WHO SAW IT COMING?: “The Drowned World,” J.G. Ballard (fiction).
With its vision of a London swamped by the rising Thames River and a warming planet leading to an urban landscape of lush tropical foliage, Ballard’s dystopian fantasy — written in
1962 — laid the groundwork for generations of climatechange fiction.
The book imagines the dawning of a geologic age like the one environmentalists now call the Anthropocene, with resulting changes to a broad swath of plant and animal species, including humans.
The plot involves a looter who refuses to leave London even as the water grows hotter, and an expedition of scientists trying to determine whether civilization might someday take root again.
HOW PEOPLE ACT WHEN IT GETS BAD: “The Wall,” John Lanchester
(fiction).
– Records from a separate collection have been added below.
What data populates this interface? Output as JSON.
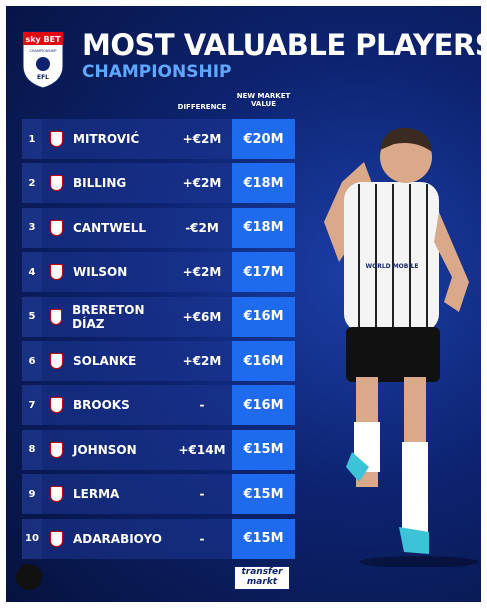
{
  "header": {
    "title": "MOST VALUABLE PLAYERS",
    "subtitle": "CHAMPIONSHIP",
    "logo": {
      "brand": "sky BET",
      "league": "CHAMPIONSHIP",
      "org": "EFL"
    }
  },
  "table": {
    "columns": [
      "DIFFERENCE",
      "NEW MARKET VALUE"
    ],
    "rows": [
      {
        "rank": 1,
        "player": "MITROVIĆ",
        "difference": "+€2M",
        "value": "€20M"
      },
      {
        "rank": 2,
        "player": "BILLING",
        "difference": "+€2M",
        "value": "€18M"
      },
      {
        "rank": 3,
        "player": "CANTWELL",
        "difference": "-€2M",
        "value": "€18M"
      },
      {
        "rank": 4,
        "player": "WILSON",
        "difference": "+€2M",
        "value": "€17M"
      },
      {
        "rank": 5,
        "player": "BRERETON DÍAZ",
        "difference": "+€6M",
        "value": "€16M"
      },
      {
        "rank": 6,
        "player": "SOLANKE",
        "difference": "+€2M",
        "value": "€16M"
      },
      {
        "rank": 7,
        "player": "BROOKS",
        "difference": "-",
        "value": "€16M"
      },
      {
        "rank": 8,
        "player": "JOHNSON",
        "difference": "+€14M",
        "value": "€15M"
      },
      {
        "rank": 9,
        "player": "LERMA",
        "difference": "-",
        "value": "€15M"
      },
      {
        "rank": 10,
        "player": "ADARABIOYO",
        "difference": "-",
        "value": "€15M"
      }
    ]
  },
  "player_image": {
    "sponsor": "WORLD MOBILE"
  },
  "footer": {
    "logo_top": "transfer",
    "logo_bottom": "markt"
  }
}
Lanchester’s novel (2019) elegantly and chillingly imagines how current political attitudes might play out as the repercussions of climate change grow more severe. With sea levels rising and extreme weather events increasingly common, an island nation that closely resembles Britain has built a concrete wall around its entire perimeter to hold back both the water and the desperate tide of refugees from harder-hit areas. The narrator, Joseph Kavanagh, has embarked on his mandatory two-year service as a “Defender,” guarding a section of the wall against outsiders even as he falls in love and contemplates what the future will bring. That includes the threat of invasion, as a government official tells the Defenders at a pivotal moment: “The shelter blew away, the waters rose to the higher ground, the ground baked, the crops died, the ledge crumbled, the well dried up. The safety was an illusion. … The Others are coming.”
DID WE LEARN FROM KATRINA?: “Salvage the Bones,”
Jesmyn Ward (fiction).
Set in the days leading up to and immediately after Hurricane Katrina, this National Book Awardwinning novel follows a black family in Mississippi as it prepares for, and recovers from, disaster. Esch, a pregnant teenager, is at the center of the story. A fierce, mythology-loving young woman, she’s quick to connect the events of her own life with those of the Greeks.
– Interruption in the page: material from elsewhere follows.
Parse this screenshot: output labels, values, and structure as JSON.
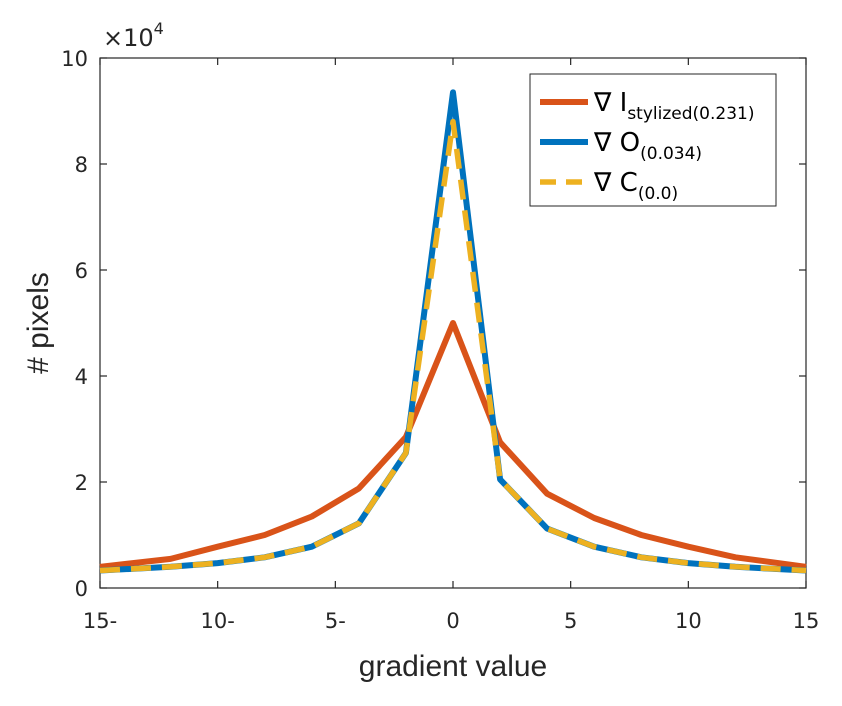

For all the devastation at its core, this is an insistently hopeful book. As our reviewer put it: “It wants to teach you how to wait out the storm and swim to safety.”
COAST DWELLERS: “The Water Will Come,” Jeff Goodell
(nonfiction). “Sea-level rise is one of the central facts of our time, as real as gravity,” Goodell writes in his book (2017). “It will reshape our world in ways most of us can only dimly imagine.” This book takes us there, to a place where we can picture Miami completely underwater.
Goodell, who has written other books about climate change, here travels to cities like Lagos, Rotterdam and Venice — that are at risk of vanishing if the rise in water follows current projections.
Maybe the most interesting element he explores is people’s inability to see the rising tide. Talking to an influential developer in Miami, Goodell asks if he’s worried about the future when the ocean takes over. He isn’t, he says. “Besides,” the developer adds, “by that time, I’ll be dead, so what does it matter?”
WHAT WILL
INSPIRE FUTURE ACTIVISTS?
“Our House Is on Fire: Greta Thunberg’s Call to Save the Planet,” Jeanette Winter
(for kids). With charming artwork and straightforward language, this picture book (ages 3 to 8) uses the life story of the young climate activist Greta Thunberg to help kids understand climate change — and to give them a sense of what they can do about it. By following Thunberg’s story — who at 15 decided she wouldn’t be complacent about the crises she kept hearing about — readers can see how powerful individuals can be when they decide to act. Though it’s aimed at informing and motivating, the book, like Thunberg, is also about urgency. Her dramatic words guide the tone: “I don’t want you to be hopeful. I want you to panic … I want you to act as if our house is on fire. Because it is.”